Here is the full article from the PR SUN:
The Popular Democratic Party leadership was challenged by a group that supports a sovereign free association and openly endorses the proposed plebiscite for 2012.
In public hearings held Thursday at the Capitol, the Sovereign Free Association Alliance (ALAS for its Spanish acronym) presented its position with regards to S. 2303, a bill before the Senate Special Committee on the Right of Self-determination for the People of Puerto Rico.
In the plebiscite project proposed by the New Progressive Party and supported by the Puerto Rico Independence Party, ALAS representatives implied that recent PDP leaders have been agents of inert politics when it comes to approaching the political status issue between Puerto Rico and the U.S.
ALAS members expressed their availability to run the campaign for the “Sovereign Commonwealth” decolonizing option in case the plebiscite reaches a second round voting event.

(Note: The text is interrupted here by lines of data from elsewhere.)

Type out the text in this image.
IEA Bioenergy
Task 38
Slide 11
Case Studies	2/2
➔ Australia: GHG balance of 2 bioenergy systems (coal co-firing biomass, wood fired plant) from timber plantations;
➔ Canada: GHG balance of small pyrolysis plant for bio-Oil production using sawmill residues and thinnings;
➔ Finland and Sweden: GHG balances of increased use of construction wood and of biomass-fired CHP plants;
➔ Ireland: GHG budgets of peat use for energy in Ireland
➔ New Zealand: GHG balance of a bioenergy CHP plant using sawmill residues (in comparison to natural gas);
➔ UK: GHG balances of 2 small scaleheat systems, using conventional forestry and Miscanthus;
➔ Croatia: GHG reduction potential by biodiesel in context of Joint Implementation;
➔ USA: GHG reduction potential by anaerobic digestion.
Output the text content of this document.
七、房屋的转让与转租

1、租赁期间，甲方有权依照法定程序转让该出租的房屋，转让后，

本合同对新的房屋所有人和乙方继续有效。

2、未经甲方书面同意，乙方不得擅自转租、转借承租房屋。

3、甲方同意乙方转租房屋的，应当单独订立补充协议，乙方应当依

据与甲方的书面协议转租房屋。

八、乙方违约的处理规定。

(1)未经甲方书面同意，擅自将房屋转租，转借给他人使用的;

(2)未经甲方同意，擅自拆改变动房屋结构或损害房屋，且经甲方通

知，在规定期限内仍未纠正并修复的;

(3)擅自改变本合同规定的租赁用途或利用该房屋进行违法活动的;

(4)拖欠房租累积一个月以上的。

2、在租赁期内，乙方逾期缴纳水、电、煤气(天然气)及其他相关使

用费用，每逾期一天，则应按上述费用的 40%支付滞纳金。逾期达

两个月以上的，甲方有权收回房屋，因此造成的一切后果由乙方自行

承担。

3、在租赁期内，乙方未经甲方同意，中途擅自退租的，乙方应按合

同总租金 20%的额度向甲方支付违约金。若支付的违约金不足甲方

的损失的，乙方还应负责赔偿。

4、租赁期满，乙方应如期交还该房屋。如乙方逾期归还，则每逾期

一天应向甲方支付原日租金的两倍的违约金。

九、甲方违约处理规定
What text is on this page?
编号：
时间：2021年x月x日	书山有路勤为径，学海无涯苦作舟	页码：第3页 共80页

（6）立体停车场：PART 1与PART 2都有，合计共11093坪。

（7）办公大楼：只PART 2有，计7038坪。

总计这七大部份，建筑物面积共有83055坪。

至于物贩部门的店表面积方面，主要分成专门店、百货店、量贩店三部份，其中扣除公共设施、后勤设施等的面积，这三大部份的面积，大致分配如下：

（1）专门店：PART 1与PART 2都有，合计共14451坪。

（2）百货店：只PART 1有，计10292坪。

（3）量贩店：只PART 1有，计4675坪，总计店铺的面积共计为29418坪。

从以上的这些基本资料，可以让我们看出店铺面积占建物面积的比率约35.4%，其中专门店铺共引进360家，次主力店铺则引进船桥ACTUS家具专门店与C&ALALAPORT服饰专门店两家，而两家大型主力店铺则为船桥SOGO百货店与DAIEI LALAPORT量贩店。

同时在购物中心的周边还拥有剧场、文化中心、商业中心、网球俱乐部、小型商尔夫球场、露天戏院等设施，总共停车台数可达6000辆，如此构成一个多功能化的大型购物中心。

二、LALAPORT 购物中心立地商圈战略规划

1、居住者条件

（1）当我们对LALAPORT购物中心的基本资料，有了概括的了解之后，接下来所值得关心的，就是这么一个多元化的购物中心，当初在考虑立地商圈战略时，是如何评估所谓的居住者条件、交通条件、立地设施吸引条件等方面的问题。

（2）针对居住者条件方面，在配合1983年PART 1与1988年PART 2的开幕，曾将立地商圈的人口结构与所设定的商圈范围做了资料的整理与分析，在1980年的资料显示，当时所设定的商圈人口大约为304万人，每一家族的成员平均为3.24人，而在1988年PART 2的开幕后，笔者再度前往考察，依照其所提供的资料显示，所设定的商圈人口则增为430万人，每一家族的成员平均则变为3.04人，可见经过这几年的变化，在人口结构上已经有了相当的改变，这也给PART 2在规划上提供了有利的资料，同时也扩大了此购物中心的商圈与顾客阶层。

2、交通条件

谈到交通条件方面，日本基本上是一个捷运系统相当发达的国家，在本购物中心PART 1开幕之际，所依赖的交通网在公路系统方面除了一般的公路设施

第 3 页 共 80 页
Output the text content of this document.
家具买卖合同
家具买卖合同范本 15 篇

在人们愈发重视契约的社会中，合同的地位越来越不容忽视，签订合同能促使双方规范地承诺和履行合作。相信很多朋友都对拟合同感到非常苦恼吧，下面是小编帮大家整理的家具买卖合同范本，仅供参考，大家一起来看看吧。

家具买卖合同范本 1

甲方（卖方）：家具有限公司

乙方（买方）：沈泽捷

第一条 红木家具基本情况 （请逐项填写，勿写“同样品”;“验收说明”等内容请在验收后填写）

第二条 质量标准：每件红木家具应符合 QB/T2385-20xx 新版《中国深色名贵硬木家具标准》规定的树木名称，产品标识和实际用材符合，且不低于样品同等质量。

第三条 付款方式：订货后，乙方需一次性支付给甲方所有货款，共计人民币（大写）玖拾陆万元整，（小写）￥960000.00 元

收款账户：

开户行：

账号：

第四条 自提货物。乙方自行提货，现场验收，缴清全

The non-partisan group praised the opportunity the proposed plebiscite brings to Puerto Ricans to decide about the future of the island’s political relationship with the U.S. and to start a process of decolonization that is not based on the current territorial clause.
According to ALAS President Luis Delgado Rodríguez, the organization “expresses its most sincere and total conviction that, even if the plebiscite project presented in S. 2303 is not a perfect project, it leads to the construction of a mechanism of convergence that complies with the three requirements.”
For ALAS, the three requirements that must be fulfilled in order to have a legitimate process of decolonization are: a guarantee that the proposed mechanism truly provides a solution to the centennial political status dilemma; that such process is characterized by democratic principles; and that all options presented to voters are non-territorial and consistent with international law.
The plebiscite project proposal is part of the agenda for the current legislative session at the Capitol. While the Senate version of the project is declared in S. 2303, the House of Representatives piece is being discussed under H.R. 3648.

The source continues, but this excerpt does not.